Almost all of that move was finished before the extremely slow overnight session began. Asia didn't seem to react much, but markets took on a skeptical stance into European hours. The picture soon came into view of Thursday's "base-hit" merely amounting to a pop fly, quickly falling back to earth.
And now this morning, domestic traders have finished off the skepticism that began in Europe with the earliest risers selling stocks and buying bonds ahead of the 8am open with the hour and a half of trading since then confirming the move. In other words, the ball is back on the same ground that it was before yesterday afternoon's base hit.
Fannie 3.0s are up 4 ticks at 104-29, right in line with yesterday's best levels. 10yr yields are back down to 1.706, right in line with yesterday's lows and S&P futures have slumped just over 10 points since yesterday's close.
The game, however, isn't over yet, and there's at least one more meaningful pitch this week.
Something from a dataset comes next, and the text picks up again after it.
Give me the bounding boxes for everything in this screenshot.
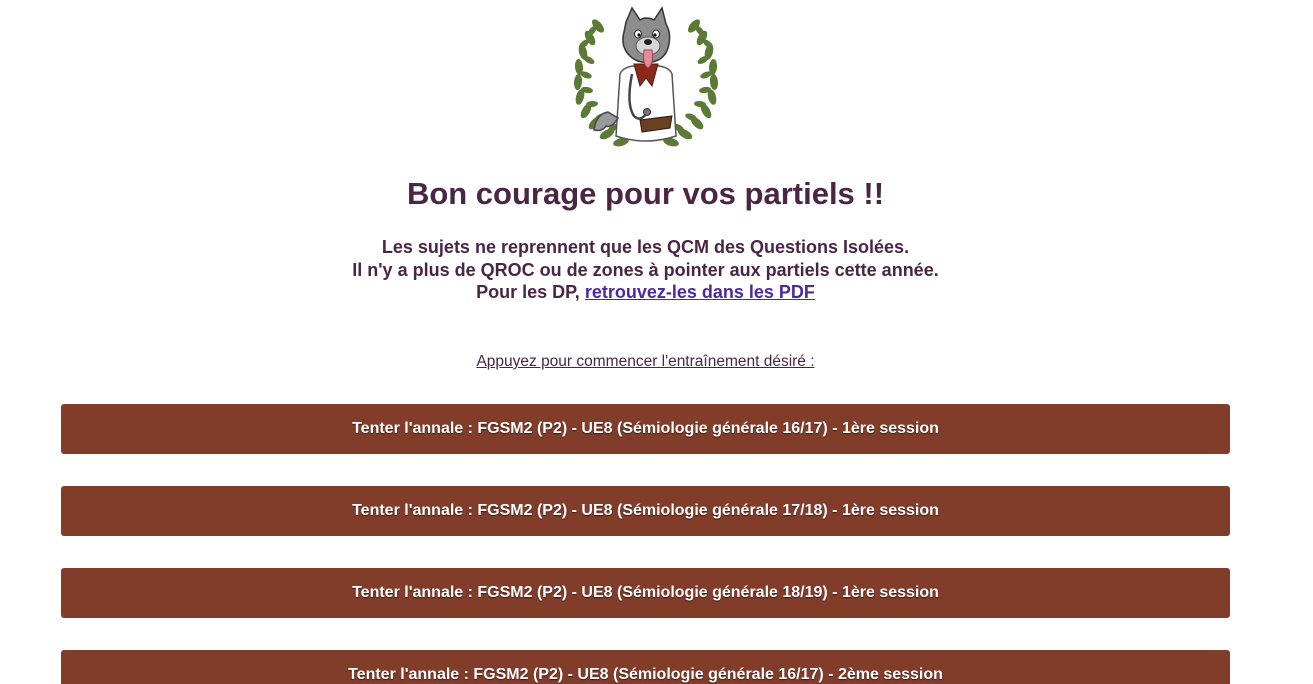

The President hosts Congressional Majority/Minority leaders in closed door meetings at the white house. "There's the wind-up!" The "pitch" will come if we get any actionable soundbytes following the talks. The risk to bond markets is that the meeting's conclusion amounts to another, more solid "hit" for risk markets, potentially hearkening an 11th hour deal, destined for legislative Hail Mary's beginning with the House's Sunday session.
For now, markets continue to look like they're mostly just waiting for the pitch before they take off running. That said, the domestic stock market open has seen a slight uptick in equities in the first 5-6 minutes of trading and a bit of pressure on bond markets as a result. The nice thing about all this Fiscal Cliff trading is that the "stock lever" has been quite well connected as markets trade broad "risk-on vs risk-off" concepts, just like the good old days. The risk is that equities markets muster more optimism about the "pitch" that's probably coming later today, forcing bond markets to take up a more defensive stance ahead of time.
Chicago PMI data is coming up at 9:45am followed by Pending Home Sales at 10am. Volume has been fairly low this morning, so with nothing better to swing at for now, markets may try their luck with some sort of reaction to the PMI data by way of warm-up for their actual "at-bat" following whatever news is produced by today's meeting.